I knew where I was ultimately going, but nothing around me reflected that. You also can’t expect anyone else to understand, when they haven’t gone through anything like that themselves. At best they think you are depressed, but actually you are on a deep journey in your own psyche and soul and the whole universe really. You just can’t explain it to someone who doesn’t have their own reference point, or at least back then I couldn’t. That was very painful, because I felt that in so many relationships I could give less and less and less of my true self.


So I lost everything, because my consciousness was expanding, and the physical reality I had lived in was not a match anymore to that what I experienced within. Nothing resonated. Nothing made sense. There was this dissonance because the outer was not matching the inner. And that’s the whole point of the dark night. I turned from outside to inside, to my inner world. I explored my depths, emotions, heart, soul, truth, and reclaimed back the wounded and broken parts that I had abandoned for whatever reasons. It is like a light got lit within. Before I was seeking for that light outside of myself, but when everything got dark, and when everything was taken away, all I could do was to find the flame within.
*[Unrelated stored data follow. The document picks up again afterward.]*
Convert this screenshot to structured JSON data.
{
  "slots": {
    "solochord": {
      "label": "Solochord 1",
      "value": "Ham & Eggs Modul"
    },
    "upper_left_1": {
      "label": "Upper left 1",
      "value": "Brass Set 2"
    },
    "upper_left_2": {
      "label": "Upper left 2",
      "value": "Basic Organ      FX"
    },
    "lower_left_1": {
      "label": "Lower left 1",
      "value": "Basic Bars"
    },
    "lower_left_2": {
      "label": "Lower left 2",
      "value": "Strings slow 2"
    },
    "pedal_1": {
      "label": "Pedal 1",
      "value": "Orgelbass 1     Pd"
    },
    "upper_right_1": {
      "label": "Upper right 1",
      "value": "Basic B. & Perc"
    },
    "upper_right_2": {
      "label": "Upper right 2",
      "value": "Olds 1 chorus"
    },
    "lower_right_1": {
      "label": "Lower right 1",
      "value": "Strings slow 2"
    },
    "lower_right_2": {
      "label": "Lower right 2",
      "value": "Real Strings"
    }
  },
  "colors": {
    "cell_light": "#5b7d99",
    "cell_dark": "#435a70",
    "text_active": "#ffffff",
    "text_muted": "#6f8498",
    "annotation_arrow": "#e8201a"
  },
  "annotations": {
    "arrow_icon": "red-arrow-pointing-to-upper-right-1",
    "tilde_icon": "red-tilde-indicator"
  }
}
Now all of this is very, very beautiful and it is easy to see why it all happened. It didn’t feel like that though when I still needed that light to come from outside! But when I truly got what was happening, and what a gift life was giving me, I wouldn’t have changed a thing. A true dark night will turn your life upside down, in the most amazing ways you could have ever imagined. I realized how whole and complete I am, and have always been. Even if the entire world would remain dark, it wouldn’t matter, because I am at home, eternally so. And that was the moment my physical reality started shifting as well, to reflect what I was actually feeling, knowing, and experiencing within. I started to live from inside out, not outside in. I am present and connected to the magic of life, inside and outside of myself. The inner is reflecting the outer. And that feels like peace.